Em coerência com a tese da univocidade, Duns Scot recusa o uso da analogia na explicação do ser. Contudo, segundo Mac Donagh, essa recusa decorre de uma concepção estreita e incompleta da analogia. Scot reduz a analogia à analogia de atribuição extrínseca (como “saudável” dito da urina), e ignora ou não considera suficientemente a analogia de proporcionalidade intrínseca, segundo a qual o mesmo termo pode ser aplicado a realidades diversas de forma proporcional, com fundamento em uma semelhança de relação.

Esse ponto é crucial na crítica de Mac Donagh: ao não reconhecer a analogia de proporcionalidade, Scot é levado a forçar a univocidade onde, de fato, há uma real proporção. Isso se torna evidente no modo como ele trata as perfeições divinas: embora reconheça que Deus e as criaturas realizam essas perfeições de modos distintos (a sabedoria em Deus é infinita, nas criaturas é finita), insiste que o conceito é formalmente idêntico. Para o autor, essa insistência contradiz a própria realidade das coisas e ignora o princípio fundamental de que a analogia é o único meio adequado de falar de Deus sem negá-lo nem reduzi-lo à criatura.


5. As consequências filosóficas e teológicas

Mac Donagh reconhece que a motivação de Scot é nobre: deseja preservar a racionalidade da teologia natural e garantir que se possa provar a existência de Deus de forma lógica e válida. Contudo, ele observa que, ao reduzir a diferença entre Deus e criatura a uma diferença de grau e não de ordem, Scot acaba por comprometer a transcendência divina. A univocidade, se levada a sério até o fim, tende a nivelar Deus e criatura sob um mesmo conceito, o que fere a estrutura metafísica da criação e da participação no ser.

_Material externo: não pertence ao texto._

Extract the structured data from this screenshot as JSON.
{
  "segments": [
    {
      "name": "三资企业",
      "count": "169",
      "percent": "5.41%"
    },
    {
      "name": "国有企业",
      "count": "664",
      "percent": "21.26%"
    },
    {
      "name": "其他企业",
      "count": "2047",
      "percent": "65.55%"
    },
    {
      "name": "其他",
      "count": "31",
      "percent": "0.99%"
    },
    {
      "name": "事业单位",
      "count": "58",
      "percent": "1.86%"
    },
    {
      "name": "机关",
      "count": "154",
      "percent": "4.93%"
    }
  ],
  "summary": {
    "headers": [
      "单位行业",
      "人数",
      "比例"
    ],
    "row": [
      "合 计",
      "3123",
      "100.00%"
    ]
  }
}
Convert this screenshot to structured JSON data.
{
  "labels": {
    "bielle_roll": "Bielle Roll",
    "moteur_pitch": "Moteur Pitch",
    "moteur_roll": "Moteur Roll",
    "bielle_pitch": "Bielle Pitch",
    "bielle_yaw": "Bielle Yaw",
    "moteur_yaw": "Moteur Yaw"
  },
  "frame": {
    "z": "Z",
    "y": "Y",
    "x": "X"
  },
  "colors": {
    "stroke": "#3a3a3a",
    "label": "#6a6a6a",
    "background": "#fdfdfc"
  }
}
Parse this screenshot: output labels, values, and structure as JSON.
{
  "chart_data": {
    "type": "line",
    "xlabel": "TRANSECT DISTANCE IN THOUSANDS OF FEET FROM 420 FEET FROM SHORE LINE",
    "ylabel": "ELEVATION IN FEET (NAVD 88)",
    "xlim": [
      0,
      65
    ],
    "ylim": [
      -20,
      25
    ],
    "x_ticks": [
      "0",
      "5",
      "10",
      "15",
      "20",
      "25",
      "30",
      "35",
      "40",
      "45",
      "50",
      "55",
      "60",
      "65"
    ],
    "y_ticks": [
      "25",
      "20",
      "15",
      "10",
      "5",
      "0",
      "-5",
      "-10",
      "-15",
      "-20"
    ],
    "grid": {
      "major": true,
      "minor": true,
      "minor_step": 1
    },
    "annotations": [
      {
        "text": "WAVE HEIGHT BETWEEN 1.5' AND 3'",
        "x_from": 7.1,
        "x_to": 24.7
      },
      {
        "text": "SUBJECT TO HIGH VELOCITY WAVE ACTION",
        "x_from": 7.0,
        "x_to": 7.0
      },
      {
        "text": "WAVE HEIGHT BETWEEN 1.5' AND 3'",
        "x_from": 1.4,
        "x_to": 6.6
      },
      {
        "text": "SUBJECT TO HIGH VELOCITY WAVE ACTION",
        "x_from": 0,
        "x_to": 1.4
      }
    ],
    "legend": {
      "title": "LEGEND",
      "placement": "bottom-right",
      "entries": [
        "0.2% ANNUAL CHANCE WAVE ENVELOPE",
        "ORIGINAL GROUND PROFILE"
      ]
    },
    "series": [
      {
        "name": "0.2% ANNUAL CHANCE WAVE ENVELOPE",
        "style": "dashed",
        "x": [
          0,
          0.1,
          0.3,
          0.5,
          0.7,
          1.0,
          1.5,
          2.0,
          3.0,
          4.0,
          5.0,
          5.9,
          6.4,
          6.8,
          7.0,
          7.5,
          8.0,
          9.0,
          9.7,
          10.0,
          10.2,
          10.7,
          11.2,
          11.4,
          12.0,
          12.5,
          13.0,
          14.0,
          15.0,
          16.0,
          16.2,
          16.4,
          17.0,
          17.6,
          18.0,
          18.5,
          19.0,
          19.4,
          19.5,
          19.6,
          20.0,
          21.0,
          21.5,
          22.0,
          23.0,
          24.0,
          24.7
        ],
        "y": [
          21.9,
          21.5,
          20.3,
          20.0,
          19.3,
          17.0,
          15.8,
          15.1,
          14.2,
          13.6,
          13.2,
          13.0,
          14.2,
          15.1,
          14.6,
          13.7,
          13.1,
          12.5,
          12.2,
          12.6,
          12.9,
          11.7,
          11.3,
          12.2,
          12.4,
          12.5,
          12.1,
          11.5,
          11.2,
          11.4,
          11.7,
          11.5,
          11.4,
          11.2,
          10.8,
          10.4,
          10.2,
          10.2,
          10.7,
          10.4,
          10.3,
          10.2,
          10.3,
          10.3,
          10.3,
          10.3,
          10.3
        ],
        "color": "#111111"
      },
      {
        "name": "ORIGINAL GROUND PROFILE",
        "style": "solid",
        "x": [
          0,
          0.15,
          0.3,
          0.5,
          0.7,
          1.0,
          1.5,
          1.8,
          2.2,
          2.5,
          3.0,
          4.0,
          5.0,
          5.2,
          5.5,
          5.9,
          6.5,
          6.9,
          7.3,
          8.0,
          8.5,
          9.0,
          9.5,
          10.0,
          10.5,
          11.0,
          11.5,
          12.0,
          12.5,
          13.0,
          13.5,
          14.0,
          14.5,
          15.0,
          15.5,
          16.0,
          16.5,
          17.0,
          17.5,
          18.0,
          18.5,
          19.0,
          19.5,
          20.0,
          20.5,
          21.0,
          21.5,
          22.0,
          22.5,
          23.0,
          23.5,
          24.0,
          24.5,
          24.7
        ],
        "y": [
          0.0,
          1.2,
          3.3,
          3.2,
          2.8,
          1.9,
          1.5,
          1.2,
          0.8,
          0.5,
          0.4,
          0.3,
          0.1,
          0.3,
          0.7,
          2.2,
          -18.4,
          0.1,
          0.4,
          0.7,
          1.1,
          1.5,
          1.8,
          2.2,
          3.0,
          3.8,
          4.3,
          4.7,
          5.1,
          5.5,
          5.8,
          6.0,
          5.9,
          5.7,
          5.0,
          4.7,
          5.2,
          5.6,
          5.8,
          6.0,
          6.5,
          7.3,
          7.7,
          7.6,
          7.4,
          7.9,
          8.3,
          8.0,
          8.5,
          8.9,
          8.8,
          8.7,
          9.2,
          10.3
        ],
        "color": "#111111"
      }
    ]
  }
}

Além disso, Mac Donagh aponta que a própria lógica interna de Scot — ao reconhecer que as perfeições são realizadas de forma diferente em Deus e nas criaturas — já indica a presença implícita de uma analogia. Ou seja, mesmo negando o nome, Scot admite, de fato, a estrutura analógica do ser. Isso demonstra uma inconsistência: a recusa explícita da analogia convive com sua utilização tácita. Assim, a crítica principal do autor é que a metafísica scotista rejeita a analogia apenas em aparência, mantendo-a na substância, ainda que sob outros termos.

Conclusão

Mac Donagh oferece uma leitura rigorosa e crítica da metafísica do ser em Duns Scot. Embora reconheça sua coerência interna, seu realismo e sua nobre intenção de preservar a inteligibilidade racional de Deus, o autor ressalta com força que a tentativa de fundamentar a metafísica na univocidade do ser é, em última análise, filosoficamente insustentável e teologicamente arriscada. A recusa da analogia decorre de uma concepção empobrecida do próprio conceito de analogia e conduz a uma metafísica menos rica e menos fiel à estrutura real do ser.


Scot, portanto, é criticado por desviar-se do princípio central da tradição aristotélico-tomista: que o ser se diz de muitas maneiras, mas não em sentido unívoco — e que Deus, embora conhecido e nomeado a partir das criaturas, o é segundo uma analogia proporcional, não por identidade de conceito. A obra de Mac Donagh, assim, se inscreve no esforço neoescolástico de preservar a analogia como chave da metafísica cristã, contra o risco racionalista da univocidade.